Speaking of beef, take your 1 lb of stewing beef that you’ve seasoned with salt and pepper, and toss it into the pot. Let it brown on all sides—this is where the magic happens, folks. It’s not just about cooking; it’s about flavor development, so don’t rush this step. You want those lovely browned bits at the bottom; they’ll add a depth of flavor to your dish.
Once the beef is browned to perfection, it’s time for the liquid gold: pour in 1 1/2 cups of beef broth. This is where things start to get exciting! Now, take your 240 g of Japanese curry roux and place those blocks right on top of the beef and broth—make sure they’re separated, so they can melt and infuse their magic into the mix.
After that, turn off the sauté mode, cover your Instant Pot, and lock that lid like it owes you money. Now, press the “meat/stew” button, and don’t forget to hit the minus button to adjust the cooking time down to 12 minutes. While it’s cooking, you can take a moment to reflect on your cooking prowess—this is going to be delicious, trust me.
When the timer goes off, do a quick release of the pressure. This means carefully turning the valve to release steam; it’s a bit like letting out a giant sigh of relief. Once it’s safe to open, add in 2 minced garlic cloves, 1 1/2 chopped carrots, and 3 quartered Yukon gold potatoes.
Give it a gentle stir, then set it to cook on Manual for 4 minutes. After that, let the pressure release naturally for about 10 minutes. This part is essential; it allows the flavors to meld beautifully.
When the time’s up, serve your curry over rice, and take a moment to enjoy the aroma wafting through your kitchen. You did it! Enjoy your hearty, homemade Instant Pot Curry Rice!
Instant Pot Curry Rice Substitutions & Variations
While making Instant Pot Curry Rice is a fantastic experience, experimenting with substitutions and variations can elevate your dish even further.
For a vegetarian twist, I often swap out the beef for chickpeas or tofu. You can also use vegetable broth instead of beef broth for added flavor.
If you’re craving a different spice profile, try adding coconut milk or a dash of lime juice.
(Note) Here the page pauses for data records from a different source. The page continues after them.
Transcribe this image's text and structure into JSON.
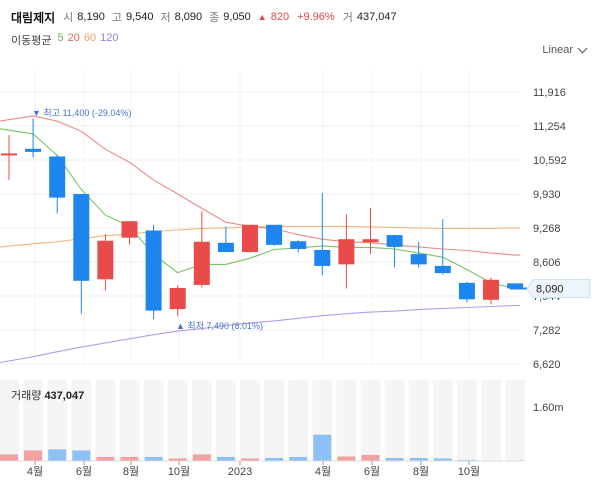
{
  "header": {
    "stock_name": "대림제지",
    "open_label": "시",
    "open": "8,190",
    "high_label": "고",
    "high": "9,540",
    "low_label": "저",
    "low": "8,090",
    "close_label": "종",
    "close": "9,050",
    "change": "820",
    "change_pct": "+9.96%",
    "volume_label": "거",
    "volume": "437,047"
  },
  "moving_average": {
    "title": "이동평균",
    "periods": [
      {
        "label": "5",
        "color": "#5fb84a"
      },
      {
        "label": "20",
        "color": "#e06b68"
      },
      {
        "label": "60",
        "color": "#e8a35a"
      },
      {
        "label": "120",
        "color": "#9b7fe0"
      }
    ]
  },
  "scale_selector": {
    "label": "Linear"
  },
  "price_axis": [
    "11,916",
    "11,254",
    "10,592",
    "9,930",
    "9,268",
    "8,606",
    "7,944",
    "7,282",
    "6,620"
  ],
  "current_price_tag": "8,090",
  "annotations": {
    "high": "최고 11,400 (-29.04%)",
    "low": "최저 7,490 (8.01%)"
  },
  "volume": {
    "label": "거래량",
    "value": "437,047",
    "axis": [
      "1.60m"
    ]
  },
  "time_axis": [
    "4월",
    "6월",
    "8월",
    "10월",
    "2023",
    "4월",
    "6월",
    "8월",
    "10월"
  ],
  "colors": {
    "up": "#e94b4b",
    "down": "#1c86ee",
    "grid": "#eeeeee"
  },
  "chart_data": {
    "type": "candlestick",
    "y_ticks": [
      11916,
      11254,
      10592,
      9930,
      9268,
      8606,
      7944,
      7282,
      6620
    ],
    "candles": [
      {
        "open": 10720,
        "high": 11080,
        "low": 10200,
        "close": 10720
      },
      {
        "open": 10810,
        "high": 11400,
        "low": 10640,
        "close": 10750
      },
      {
        "open": 10660,
        "high": 10690,
        "low": 9550,
        "close": 9860
      },
      {
        "open": 9930,
        "high": 9930,
        "low": 7600,
        "close": 8240
      },
      {
        "open": 8270,
        "high": 9150,
        "low": 8050,
        "close": 9020
      },
      {
        "open": 9080,
        "high": 9380,
        "low": 8950,
        "close": 9400
      },
      {
        "open": 9220,
        "high": 9330,
        "low": 7490,
        "close": 7660
      },
      {
        "open": 7690,
        "high": 8150,
        "low": 7550,
        "close": 8100
      },
      {
        "open": 8160,
        "high": 9590,
        "low": 8110,
        "close": 9000
      },
      {
        "open": 8980,
        "high": 9300,
        "low": 8800,
        "close": 8800
      },
      {
        "open": 8800,
        "high": 9330,
        "low": 8790,
        "close": 9330
      },
      {
        "open": 9330,
        "high": 9310,
        "low": 8920,
        "close": 8940
      },
      {
        "open": 9010,
        "high": 9030,
        "low": 8790,
        "close": 8860
      },
      {
        "open": 8840,
        "high": 9950,
        "low": 8350,
        "close": 8530
      },
      {
        "open": 8560,
        "high": 9540,
        "low": 8090,
        "close": 9050
      },
      {
        "open": 8990,
        "high": 9660,
        "low": 8760,
        "close": 9050
      },
      {
        "open": 9130,
        "high": 9140,
        "low": 8500,
        "close": 8900
      },
      {
        "open": 8760,
        "high": 9000,
        "low": 8500,
        "close": 8560
      },
      {
        "open": 8530,
        "high": 9440,
        "low": 8360,
        "close": 8390
      },
      {
        "open": 8200,
        "high": 8220,
        "low": 7820,
        "close": 7880
      },
      {
        "open": 7870,
        "high": 8300,
        "low": 7780,
        "close": 8260
      },
      {
        "open": 8190,
        "high": 8190,
        "low": 8090,
        "close": 8090
      }
    ],
    "ma5": [
      11200,
      11100,
      10680,
      10020,
      9520,
      9300,
      8750,
      8400,
      8560,
      8560,
      8680,
      8850,
      8880,
      8920,
      8890,
      8890,
      8860,
      8780,
      8700,
      8460,
      8200,
      8090
    ],
    "ma20": [
      11350,
      11450,
      11350,
      11150,
      10800,
      10550,
      10200,
      9930,
      9650,
      9380,
      9300,
      9250,
      9140,
      9050,
      9000,
      8980,
      8940,
      8900,
      8860,
      8830,
      8780,
      8740
    ],
    "ma60": [
      8900,
      8960,
      9000,
      9060,
      9120,
      9150,
      9200,
      9230,
      9260,
      9270,
      9290,
      9300,
      9300,
      9300,
      9300,
      9290,
      9280,
      9270,
      9260,
      9260,
      9260,
      9270
    ],
    "ma120": [
      6650,
      6760,
      6860,
      6950,
      7030,
      7110,
      7190,
      7260,
      7310,
      7370,
      7420,
      7460,
      7510,
      7560,
      7600,
      7630,
      7650,
      7680,
      7700,
      7720,
      7740,
      7760
    ],
    "volumes": [
      0.13,
      0.21,
      0.23,
      0.21,
      0.08,
      0.08,
      0.08,
      0.05,
      0.13,
      0.08,
      0.05,
      0.06,
      0.08,
      0.52,
      0.09,
      0.12,
      0.06,
      0.06,
      0.05,
      0.02,
      0.01,
      0.01
    ],
    "volume_max": 1.6,
    "volume_colors": [
      "up",
      "up",
      "down",
      "down",
      "up",
      "up",
      "down",
      "up",
      "up",
      "down",
      "up",
      "down",
      "down",
      "down",
      "up",
      "up",
      "down",
      "down",
      "down",
      "down",
      "up",
      "down"
    ]
  }
}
Feel free to mix in your favorite vegetables like bell peppers or peas.
And don’t hesitate to adjust the curry roux amount to suit your taste—sometimes I prefer it extra spicy!
Enjoy your culinary adventure!
What to Serve with Instant Pot Curry Rice
To enhance your meal, I often pair Instant Pot Curry Rice with a rejuvenating side salad or some warm naan bread.
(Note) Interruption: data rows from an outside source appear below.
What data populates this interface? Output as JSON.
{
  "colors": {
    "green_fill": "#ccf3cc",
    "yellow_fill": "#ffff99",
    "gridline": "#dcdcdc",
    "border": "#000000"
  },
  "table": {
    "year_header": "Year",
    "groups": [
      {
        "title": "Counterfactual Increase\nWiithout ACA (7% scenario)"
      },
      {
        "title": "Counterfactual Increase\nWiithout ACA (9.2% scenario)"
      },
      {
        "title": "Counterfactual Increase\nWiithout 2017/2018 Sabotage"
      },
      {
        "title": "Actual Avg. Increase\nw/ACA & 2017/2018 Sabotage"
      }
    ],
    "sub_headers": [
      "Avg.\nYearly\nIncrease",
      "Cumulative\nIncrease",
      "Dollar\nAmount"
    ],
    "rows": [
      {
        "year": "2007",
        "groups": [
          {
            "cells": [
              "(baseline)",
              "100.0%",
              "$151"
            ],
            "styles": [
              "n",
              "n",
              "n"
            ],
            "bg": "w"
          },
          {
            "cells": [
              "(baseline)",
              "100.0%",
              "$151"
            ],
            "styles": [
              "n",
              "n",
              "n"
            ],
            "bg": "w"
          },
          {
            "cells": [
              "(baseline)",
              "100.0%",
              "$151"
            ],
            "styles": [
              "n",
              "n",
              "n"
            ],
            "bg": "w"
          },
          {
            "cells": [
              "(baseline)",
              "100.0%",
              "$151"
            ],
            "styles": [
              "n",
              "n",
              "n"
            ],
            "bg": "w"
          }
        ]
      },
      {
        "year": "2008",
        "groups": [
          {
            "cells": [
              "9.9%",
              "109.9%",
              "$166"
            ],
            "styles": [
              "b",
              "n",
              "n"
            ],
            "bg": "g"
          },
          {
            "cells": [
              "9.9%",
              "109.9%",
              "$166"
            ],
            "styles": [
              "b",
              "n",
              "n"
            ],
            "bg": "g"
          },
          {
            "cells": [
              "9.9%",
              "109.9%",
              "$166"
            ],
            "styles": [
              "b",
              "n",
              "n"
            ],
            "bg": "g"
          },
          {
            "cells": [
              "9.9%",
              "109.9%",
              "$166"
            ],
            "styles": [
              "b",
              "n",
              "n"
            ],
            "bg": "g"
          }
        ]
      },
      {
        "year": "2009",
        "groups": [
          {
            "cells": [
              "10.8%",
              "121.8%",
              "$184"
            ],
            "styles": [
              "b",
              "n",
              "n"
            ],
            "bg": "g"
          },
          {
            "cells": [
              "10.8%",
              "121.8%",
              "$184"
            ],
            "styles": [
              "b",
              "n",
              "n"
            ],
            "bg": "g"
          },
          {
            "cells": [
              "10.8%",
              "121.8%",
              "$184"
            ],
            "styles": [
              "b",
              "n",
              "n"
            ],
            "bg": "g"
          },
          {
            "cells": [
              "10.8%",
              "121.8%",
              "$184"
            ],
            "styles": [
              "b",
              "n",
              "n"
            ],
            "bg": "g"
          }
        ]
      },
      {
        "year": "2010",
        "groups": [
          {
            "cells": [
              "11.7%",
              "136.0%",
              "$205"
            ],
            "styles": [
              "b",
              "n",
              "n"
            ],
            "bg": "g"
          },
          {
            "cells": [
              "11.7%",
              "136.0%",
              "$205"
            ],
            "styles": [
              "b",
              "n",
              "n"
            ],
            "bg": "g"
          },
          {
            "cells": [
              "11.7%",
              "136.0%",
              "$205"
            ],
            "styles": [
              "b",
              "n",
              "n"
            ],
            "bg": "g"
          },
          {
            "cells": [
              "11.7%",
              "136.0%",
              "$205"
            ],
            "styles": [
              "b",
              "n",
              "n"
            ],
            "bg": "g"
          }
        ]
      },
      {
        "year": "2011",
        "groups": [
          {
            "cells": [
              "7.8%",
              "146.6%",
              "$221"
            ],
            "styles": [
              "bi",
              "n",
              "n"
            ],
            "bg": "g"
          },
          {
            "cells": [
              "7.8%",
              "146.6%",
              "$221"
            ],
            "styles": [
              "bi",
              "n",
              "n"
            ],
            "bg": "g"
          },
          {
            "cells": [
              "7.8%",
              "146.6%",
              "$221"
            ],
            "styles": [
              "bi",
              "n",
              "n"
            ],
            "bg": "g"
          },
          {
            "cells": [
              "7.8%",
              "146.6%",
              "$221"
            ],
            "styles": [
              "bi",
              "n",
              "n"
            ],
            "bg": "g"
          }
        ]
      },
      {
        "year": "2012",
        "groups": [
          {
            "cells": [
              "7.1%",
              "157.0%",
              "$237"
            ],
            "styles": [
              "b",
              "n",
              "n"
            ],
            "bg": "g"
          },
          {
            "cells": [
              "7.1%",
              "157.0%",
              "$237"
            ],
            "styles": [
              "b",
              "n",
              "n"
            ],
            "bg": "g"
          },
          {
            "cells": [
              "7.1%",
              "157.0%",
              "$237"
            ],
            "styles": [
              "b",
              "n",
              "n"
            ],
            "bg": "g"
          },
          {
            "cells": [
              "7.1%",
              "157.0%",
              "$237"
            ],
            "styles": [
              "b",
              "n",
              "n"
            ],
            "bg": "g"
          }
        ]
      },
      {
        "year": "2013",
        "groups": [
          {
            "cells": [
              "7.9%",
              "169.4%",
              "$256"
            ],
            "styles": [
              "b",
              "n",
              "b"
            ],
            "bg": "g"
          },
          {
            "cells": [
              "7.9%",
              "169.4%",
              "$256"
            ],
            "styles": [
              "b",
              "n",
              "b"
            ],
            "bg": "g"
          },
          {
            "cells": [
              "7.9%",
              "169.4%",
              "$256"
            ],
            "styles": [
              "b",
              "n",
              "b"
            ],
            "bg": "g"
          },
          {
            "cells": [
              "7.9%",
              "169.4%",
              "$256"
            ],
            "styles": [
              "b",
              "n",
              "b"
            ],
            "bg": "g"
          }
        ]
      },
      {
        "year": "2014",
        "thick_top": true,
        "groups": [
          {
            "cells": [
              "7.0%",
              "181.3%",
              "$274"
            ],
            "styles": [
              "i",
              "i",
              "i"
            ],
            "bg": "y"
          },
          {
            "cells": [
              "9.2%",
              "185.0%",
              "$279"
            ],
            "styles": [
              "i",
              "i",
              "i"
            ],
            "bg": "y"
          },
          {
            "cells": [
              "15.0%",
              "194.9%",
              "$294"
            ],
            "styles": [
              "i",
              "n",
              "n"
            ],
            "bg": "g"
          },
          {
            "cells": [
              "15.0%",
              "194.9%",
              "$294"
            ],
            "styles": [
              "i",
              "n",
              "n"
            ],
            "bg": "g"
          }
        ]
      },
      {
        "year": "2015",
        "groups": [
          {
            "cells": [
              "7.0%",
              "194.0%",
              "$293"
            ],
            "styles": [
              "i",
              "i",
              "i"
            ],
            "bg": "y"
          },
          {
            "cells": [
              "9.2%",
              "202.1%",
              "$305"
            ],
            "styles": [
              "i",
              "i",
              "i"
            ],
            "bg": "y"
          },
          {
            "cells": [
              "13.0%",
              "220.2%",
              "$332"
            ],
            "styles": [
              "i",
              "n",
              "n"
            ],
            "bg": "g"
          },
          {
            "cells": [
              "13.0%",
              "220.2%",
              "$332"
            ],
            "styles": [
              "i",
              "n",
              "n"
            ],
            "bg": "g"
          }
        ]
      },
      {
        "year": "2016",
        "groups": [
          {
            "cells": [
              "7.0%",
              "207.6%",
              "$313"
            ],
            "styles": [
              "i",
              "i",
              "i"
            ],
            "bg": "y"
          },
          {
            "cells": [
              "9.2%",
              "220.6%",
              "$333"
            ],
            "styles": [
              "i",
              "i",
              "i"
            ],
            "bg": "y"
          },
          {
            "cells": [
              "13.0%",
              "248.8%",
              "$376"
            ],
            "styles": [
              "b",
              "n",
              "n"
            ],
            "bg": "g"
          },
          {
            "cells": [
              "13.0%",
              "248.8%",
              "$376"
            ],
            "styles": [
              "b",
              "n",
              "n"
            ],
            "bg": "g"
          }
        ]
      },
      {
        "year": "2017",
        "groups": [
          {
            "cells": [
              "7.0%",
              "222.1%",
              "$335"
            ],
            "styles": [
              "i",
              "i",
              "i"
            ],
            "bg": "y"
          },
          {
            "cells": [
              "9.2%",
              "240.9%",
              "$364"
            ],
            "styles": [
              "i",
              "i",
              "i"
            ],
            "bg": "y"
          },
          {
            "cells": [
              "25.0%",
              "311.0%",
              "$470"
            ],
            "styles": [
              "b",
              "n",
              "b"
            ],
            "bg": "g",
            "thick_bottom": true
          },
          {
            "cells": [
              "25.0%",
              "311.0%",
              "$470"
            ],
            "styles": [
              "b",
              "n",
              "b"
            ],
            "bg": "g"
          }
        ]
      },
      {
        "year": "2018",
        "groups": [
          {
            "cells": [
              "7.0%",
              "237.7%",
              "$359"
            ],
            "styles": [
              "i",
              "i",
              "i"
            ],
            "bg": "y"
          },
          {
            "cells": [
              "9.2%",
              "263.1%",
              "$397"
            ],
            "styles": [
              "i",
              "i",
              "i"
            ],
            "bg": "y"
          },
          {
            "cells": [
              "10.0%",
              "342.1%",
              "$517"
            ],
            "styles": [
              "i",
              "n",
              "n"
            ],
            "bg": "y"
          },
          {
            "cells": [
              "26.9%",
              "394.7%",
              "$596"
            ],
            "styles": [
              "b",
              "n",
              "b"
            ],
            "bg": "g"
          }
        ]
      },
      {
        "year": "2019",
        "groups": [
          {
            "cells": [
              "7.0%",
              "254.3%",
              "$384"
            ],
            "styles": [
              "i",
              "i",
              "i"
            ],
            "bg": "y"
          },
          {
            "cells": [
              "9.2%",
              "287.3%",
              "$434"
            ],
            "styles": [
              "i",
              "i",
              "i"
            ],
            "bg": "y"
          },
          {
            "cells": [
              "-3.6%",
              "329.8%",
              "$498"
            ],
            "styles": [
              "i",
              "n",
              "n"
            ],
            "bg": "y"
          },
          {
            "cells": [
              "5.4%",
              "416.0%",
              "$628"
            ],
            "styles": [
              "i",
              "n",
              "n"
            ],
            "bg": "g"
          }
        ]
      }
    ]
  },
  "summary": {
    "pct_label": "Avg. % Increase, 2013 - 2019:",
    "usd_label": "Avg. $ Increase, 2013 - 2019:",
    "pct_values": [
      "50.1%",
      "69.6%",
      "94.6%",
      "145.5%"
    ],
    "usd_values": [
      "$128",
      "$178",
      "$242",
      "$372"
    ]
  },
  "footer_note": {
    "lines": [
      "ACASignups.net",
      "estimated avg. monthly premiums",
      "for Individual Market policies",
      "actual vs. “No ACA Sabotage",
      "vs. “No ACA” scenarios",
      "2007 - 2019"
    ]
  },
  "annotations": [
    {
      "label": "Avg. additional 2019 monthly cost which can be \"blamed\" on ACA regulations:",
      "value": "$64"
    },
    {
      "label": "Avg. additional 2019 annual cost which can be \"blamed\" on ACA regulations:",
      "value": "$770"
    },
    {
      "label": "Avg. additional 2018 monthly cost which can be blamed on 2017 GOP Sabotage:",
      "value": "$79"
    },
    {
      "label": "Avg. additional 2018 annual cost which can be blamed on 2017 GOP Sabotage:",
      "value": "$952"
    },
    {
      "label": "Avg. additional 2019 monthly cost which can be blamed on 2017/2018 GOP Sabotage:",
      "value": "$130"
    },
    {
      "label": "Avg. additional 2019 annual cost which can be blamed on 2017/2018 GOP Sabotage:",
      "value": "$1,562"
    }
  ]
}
The freshness of a cucumber and tomato salad complements the rich flavors of the curry beautifully. If you’re in the mood for something heartier, try serving it with crispy papadums or a side of raita to cool your palate.
I also love adding a dollop of yogurt on top for extra creaminess. For a complete experience, a glass of mango lassi makes for a revitalizing drink that balances the spices perfectly.
Enjoy experimenting with these delightful combinations!
Additional Tips & Notes
When enjoying your Instant Pot Curry Rice with sides like naan or a revitalizing salad, it’s helpful to keep a few tips in mind for the best results.
Always brown the beef well; it adds depth to the flavor. Don’t skip the quick release after cooking; it helps maintain the texture of the veggies.
If you prefer a thicker curry, consider simmering it for a few minutes after cooking. Finally, feel free to customize the vegetables based on what you have on hand.
Experiment with spices or add a splash of coconut milk for extra creaminess. Enjoy your cooking!